John has also been a staff writer for The New Yorker since the 1960s. In our interview, he talks about his two favorite fish to catch on the fly rod–the American shad (which he wrote an entire book about, The Founding Fish), and the chain pickerel, which he did not write a book about but did pen a short essay about Esox niger in his collection of stories The Patch. I doubt is anyone in the world who would count those two fish in combination as their favorites, but he is never conventional.

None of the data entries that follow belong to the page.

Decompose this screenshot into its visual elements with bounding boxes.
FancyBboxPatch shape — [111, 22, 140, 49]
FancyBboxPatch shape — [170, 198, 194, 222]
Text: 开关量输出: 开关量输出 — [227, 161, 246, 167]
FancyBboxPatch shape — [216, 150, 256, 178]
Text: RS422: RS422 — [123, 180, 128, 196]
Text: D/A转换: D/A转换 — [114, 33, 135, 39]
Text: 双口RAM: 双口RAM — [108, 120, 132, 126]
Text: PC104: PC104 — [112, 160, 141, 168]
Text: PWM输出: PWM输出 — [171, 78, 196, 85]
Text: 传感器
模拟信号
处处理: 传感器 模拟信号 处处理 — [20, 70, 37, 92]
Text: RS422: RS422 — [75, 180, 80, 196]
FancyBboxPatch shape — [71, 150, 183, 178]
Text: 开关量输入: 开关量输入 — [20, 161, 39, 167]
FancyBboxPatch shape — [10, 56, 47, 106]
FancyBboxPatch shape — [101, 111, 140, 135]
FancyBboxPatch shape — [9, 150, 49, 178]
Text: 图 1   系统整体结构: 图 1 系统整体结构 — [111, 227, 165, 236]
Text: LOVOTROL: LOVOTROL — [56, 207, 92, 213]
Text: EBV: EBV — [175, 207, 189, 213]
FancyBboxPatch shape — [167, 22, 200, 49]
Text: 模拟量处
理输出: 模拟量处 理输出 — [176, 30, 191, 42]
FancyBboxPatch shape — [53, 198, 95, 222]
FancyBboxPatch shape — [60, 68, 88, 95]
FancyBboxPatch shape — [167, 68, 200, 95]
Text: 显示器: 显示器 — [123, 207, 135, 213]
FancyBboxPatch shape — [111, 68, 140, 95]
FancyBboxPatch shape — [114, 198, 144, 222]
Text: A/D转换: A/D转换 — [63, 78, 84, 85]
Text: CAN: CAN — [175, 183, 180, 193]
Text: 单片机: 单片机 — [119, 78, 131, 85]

I hope you enjoy the interview as much as I enjoyed talking to him.
In the Fly Box, we have some great questions and tips:
- A reminder from a listener that I wrote an encyclopedia of fly fishing.
- Some great tips from a listener on using tippet rings.
- A question about what constitutes a watershed when concerned about transporting aquatic invasives.
- A suggestion from a listener on ways to offset your carbon footprint when taking fishing trips.
- Which is a better rod for fishing the surf and jetties–a traditional 9-foot 9-weight rod or a two-handed rod?
- Do you always recommend using a net?
- A listener calls me on the carpet for my flippant remark about manhandling carp.
- A great thought from a listener that sometimes taking photos of fish hinders the moment.